Des blocages psychologiques tenaces, entre représentations et pratiques
Une affaire d’image : pratiques « secondaires » et stigmatisation sociale
Un obstacle majeur réside dans la manière dont la marche et surtout le vélo sont perçus dans l’imaginaire collectif. En France, à la différence des pays nordiques, la voiture reste un symbole d’émancipation, de réussite sociale et de mobilité pratique. Ainsi, le vélo – et à un degré moindre la marche – sont encore associés, dans certaines représentations, à une « mobilité subie », réservée aux personnes sans autre choix.
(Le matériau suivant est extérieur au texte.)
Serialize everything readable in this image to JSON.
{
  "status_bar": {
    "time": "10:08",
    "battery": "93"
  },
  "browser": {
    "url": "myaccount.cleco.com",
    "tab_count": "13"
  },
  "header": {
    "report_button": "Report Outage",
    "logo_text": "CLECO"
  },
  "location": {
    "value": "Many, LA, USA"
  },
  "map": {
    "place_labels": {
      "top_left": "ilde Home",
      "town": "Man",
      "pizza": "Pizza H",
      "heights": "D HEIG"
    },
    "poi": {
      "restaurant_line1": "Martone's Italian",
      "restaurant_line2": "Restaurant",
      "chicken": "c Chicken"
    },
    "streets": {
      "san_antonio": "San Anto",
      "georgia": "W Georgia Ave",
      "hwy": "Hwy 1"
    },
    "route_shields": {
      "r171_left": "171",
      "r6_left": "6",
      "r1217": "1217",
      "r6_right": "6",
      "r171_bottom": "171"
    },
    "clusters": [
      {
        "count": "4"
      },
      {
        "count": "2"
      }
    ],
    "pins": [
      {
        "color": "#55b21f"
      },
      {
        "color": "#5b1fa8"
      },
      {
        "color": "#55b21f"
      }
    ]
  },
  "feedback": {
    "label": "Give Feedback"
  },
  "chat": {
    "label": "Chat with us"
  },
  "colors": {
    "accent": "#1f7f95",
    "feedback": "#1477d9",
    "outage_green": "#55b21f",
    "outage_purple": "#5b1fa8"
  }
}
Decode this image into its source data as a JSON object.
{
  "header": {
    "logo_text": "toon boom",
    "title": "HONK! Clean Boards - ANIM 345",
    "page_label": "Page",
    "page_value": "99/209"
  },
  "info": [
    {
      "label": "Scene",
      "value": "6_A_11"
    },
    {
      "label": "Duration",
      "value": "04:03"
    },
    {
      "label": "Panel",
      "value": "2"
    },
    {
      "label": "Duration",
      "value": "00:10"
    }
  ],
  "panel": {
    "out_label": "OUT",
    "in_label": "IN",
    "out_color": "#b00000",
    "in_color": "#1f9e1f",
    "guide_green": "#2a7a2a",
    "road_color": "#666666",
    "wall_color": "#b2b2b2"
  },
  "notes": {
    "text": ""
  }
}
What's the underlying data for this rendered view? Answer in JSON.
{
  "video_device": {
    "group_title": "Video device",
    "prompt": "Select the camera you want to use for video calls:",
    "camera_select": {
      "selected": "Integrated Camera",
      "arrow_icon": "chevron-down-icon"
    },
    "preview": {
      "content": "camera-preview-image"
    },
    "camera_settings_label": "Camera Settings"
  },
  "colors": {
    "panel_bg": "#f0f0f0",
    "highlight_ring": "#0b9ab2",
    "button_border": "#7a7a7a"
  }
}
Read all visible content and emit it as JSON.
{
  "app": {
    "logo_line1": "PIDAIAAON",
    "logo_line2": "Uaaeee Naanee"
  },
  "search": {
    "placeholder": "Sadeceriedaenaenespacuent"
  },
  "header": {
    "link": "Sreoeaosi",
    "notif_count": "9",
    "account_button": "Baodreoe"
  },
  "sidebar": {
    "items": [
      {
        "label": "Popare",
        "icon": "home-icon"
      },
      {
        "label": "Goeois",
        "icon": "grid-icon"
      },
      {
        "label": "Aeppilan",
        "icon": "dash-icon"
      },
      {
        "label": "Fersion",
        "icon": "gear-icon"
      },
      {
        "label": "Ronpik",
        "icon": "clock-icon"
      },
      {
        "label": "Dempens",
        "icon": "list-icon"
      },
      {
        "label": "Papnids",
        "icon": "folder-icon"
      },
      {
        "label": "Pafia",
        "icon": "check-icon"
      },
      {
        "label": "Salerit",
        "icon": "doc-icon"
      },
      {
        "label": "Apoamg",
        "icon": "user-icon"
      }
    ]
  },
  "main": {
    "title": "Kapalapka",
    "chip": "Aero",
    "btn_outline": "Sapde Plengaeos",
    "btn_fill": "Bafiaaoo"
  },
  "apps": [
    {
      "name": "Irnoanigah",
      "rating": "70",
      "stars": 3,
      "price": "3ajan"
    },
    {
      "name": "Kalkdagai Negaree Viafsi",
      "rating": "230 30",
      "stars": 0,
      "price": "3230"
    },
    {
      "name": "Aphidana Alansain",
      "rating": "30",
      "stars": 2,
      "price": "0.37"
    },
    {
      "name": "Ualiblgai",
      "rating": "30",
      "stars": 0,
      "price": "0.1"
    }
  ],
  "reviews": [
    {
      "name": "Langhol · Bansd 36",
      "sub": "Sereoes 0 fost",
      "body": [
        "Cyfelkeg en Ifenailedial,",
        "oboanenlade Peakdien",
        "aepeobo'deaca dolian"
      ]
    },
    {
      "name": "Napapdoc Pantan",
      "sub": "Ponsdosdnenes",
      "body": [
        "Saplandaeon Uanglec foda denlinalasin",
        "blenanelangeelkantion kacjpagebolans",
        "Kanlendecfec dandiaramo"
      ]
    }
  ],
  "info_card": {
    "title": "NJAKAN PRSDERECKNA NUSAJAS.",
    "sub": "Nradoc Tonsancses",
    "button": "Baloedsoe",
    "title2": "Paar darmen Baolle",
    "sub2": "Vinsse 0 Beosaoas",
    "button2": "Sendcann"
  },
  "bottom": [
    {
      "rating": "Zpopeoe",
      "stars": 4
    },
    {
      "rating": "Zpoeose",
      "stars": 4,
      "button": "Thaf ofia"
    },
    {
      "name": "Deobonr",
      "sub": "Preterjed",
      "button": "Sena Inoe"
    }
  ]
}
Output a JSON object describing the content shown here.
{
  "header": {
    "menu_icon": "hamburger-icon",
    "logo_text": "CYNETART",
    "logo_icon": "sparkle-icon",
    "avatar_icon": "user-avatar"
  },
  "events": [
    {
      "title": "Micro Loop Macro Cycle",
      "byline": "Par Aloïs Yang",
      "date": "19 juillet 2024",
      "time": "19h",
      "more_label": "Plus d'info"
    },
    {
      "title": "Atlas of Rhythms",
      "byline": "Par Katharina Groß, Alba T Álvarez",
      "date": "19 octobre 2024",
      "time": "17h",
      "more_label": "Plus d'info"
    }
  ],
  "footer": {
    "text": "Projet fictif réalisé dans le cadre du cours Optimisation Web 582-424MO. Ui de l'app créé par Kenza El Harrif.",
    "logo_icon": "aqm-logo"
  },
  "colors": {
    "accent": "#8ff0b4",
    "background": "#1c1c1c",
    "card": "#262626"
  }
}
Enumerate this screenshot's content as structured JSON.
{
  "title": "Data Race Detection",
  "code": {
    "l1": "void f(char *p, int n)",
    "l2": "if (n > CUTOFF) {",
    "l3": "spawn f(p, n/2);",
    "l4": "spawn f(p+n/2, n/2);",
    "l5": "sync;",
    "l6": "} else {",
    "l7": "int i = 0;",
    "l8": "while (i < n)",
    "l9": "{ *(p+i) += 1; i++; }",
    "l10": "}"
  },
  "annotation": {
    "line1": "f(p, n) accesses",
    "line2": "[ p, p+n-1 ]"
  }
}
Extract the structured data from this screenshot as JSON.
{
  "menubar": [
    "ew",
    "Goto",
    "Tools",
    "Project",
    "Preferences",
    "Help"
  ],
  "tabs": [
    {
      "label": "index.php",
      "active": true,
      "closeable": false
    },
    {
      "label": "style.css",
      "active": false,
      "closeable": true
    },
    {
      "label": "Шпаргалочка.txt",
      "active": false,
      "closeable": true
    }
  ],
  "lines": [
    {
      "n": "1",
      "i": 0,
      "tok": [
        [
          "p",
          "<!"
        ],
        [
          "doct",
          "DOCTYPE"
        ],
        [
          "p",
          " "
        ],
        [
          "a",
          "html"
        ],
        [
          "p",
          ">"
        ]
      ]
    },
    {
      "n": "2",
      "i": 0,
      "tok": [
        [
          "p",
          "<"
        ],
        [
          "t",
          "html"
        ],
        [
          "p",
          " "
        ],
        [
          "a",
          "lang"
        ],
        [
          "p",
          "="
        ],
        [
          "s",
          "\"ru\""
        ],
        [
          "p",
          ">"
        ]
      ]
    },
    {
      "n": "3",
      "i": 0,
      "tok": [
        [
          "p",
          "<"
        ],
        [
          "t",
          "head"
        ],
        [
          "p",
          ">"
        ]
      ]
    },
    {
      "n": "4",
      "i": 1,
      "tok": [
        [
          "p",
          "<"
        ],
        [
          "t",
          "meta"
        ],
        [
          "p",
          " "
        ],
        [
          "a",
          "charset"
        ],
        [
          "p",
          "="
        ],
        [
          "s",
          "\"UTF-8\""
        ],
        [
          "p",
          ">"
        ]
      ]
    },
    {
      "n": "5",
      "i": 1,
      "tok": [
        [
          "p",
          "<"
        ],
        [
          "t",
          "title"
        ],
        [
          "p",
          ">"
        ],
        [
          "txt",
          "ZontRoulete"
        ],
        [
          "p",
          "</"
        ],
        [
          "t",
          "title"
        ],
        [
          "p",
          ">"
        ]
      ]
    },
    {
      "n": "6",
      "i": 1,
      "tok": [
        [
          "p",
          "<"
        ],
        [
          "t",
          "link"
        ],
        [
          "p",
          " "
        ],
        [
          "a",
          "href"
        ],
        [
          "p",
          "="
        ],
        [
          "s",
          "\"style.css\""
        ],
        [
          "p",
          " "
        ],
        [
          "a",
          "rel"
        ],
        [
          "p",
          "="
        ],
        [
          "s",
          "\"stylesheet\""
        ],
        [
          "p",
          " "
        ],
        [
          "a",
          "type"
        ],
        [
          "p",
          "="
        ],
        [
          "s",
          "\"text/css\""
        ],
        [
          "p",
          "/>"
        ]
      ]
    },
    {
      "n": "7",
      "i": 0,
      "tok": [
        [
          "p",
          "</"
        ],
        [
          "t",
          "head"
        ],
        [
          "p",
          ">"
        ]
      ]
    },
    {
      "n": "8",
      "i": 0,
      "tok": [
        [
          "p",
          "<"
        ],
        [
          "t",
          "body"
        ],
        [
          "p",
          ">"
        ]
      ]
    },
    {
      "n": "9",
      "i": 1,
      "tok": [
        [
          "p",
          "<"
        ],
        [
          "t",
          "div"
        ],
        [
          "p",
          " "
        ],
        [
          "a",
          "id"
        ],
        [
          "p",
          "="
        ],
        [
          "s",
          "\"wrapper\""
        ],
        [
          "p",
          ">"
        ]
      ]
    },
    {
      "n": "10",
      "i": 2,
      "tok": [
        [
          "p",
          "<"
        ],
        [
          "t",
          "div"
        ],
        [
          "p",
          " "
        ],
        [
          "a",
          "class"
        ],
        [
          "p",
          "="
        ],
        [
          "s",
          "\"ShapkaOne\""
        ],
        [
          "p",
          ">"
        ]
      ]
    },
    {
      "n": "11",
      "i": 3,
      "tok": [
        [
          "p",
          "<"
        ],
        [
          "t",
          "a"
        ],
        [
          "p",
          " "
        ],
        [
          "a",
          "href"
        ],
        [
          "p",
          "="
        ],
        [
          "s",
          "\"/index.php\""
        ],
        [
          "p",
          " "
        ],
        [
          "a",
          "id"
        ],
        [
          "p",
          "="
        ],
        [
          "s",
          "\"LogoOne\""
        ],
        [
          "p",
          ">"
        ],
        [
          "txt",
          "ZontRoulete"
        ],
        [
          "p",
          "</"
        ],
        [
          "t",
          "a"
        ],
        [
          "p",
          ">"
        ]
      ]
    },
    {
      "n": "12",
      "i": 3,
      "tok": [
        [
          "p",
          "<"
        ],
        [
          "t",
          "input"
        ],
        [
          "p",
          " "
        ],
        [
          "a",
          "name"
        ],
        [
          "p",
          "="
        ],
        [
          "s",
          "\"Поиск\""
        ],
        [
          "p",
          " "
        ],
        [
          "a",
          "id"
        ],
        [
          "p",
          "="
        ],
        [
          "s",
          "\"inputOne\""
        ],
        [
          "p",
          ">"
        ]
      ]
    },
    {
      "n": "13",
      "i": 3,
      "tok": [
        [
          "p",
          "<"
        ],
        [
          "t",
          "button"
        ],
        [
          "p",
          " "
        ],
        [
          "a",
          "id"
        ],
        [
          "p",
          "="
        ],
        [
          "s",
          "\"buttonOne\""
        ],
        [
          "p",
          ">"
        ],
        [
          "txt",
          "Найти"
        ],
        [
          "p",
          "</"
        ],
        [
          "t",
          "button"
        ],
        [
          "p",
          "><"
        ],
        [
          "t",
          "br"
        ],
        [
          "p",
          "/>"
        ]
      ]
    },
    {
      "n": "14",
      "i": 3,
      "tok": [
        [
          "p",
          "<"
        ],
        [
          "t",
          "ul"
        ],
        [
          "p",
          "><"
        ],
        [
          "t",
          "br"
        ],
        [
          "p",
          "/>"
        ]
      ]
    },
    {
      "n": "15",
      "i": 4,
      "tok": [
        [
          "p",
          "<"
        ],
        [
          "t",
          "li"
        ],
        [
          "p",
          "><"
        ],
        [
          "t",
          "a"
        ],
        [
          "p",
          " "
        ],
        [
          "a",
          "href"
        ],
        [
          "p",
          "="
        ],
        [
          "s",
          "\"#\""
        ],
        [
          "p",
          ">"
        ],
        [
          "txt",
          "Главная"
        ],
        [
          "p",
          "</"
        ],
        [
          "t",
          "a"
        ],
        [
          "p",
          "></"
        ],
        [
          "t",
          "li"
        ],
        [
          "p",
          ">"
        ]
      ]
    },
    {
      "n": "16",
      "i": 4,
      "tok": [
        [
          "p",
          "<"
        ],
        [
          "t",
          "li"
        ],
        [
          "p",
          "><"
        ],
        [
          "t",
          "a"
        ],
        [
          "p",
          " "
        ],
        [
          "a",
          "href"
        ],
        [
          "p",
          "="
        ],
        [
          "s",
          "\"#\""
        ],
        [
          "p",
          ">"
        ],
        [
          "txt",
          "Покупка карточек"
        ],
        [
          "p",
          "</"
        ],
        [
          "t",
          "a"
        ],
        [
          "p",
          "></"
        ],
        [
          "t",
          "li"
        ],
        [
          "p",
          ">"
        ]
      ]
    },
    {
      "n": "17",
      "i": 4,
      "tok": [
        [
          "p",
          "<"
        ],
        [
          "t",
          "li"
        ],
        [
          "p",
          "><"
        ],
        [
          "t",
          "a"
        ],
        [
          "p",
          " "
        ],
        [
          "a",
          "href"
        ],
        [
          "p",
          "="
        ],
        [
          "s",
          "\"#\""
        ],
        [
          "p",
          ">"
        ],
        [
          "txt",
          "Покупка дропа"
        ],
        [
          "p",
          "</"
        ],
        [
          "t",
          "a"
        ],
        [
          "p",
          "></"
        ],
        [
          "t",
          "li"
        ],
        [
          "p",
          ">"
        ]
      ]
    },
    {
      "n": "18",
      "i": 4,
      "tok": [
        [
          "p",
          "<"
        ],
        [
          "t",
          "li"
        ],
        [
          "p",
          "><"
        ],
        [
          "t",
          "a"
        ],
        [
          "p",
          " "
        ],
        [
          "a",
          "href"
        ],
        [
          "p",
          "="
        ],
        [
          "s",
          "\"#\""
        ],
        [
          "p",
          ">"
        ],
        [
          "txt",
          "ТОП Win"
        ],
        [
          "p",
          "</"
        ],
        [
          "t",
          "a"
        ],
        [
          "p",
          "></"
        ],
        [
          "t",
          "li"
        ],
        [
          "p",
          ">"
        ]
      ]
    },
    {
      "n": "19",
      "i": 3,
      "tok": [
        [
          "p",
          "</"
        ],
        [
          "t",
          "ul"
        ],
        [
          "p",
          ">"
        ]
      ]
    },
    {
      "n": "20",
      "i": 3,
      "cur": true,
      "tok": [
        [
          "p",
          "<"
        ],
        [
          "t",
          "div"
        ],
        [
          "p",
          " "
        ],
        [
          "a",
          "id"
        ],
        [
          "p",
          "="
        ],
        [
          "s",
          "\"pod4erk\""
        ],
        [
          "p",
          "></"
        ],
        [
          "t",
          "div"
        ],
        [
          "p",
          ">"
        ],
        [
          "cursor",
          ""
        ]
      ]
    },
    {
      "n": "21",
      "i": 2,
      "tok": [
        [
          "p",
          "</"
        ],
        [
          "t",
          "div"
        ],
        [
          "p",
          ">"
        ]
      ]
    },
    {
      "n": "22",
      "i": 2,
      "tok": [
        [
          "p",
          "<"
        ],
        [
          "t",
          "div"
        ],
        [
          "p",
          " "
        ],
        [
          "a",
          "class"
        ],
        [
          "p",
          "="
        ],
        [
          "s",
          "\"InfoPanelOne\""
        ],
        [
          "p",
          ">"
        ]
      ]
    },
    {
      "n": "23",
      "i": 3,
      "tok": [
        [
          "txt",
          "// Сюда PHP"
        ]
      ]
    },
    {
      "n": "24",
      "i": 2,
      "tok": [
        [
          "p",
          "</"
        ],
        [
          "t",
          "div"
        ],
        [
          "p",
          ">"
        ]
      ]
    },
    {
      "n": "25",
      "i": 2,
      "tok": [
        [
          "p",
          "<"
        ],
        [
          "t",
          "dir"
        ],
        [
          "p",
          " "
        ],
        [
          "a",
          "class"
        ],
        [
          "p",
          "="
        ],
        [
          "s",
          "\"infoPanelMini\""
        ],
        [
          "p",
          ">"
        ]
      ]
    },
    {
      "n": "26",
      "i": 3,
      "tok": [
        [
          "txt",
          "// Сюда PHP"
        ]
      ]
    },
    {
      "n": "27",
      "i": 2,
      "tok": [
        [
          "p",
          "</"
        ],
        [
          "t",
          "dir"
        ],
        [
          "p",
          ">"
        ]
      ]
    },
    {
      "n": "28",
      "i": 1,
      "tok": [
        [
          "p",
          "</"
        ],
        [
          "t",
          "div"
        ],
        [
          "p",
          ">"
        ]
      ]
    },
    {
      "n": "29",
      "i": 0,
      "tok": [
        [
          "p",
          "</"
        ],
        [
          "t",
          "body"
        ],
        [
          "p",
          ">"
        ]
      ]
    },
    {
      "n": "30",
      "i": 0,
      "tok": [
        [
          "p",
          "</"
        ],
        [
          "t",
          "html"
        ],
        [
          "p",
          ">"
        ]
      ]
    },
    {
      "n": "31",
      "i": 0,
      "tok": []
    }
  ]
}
Selon une étude IFOP (2020), près de 28% des Français considèrent le vélo « inadapté aux déplacements sérieux » (source : IFOP/Kléber Rossillon 2020).
- Les adolescents et jeunes adultes y voient parfois une contrainte ou une marque d’infantilisation (« prendre le vélo c’est bon pour les enfants ou les bobos »).
- Les adultes actifs craignent, pour une partie, d’être perçus comme « pas sérieux » ou « marginaux » en arrivant à vélo au bureau, surtout hors des centres urbains ou zones tertiaires très équipées.
- Chez les seniors, la peur de la fatigue, de la perte d’autonomie ou du regard des autres reste fortement marquée.
Insécurité perçue et crainte du danger
La sécurité reste, on le sait, l’un des freins les plus massifs. Selon l’Observatoire national interministériel de la sécurité routière, plus de 60% des personnes interrogées redoutent de circuler à vélo à cause de la cohabitation avec les voitures ; le chiffre grimpe à 73% pour les femmes. Cette insécurité perçue prime souvent sur l’accidentologie réelle, mais devient auto-réalisatrice : moins il y a de cyclistes, moins ils sont visibles et pris en compte, plus l’appréhension persiste.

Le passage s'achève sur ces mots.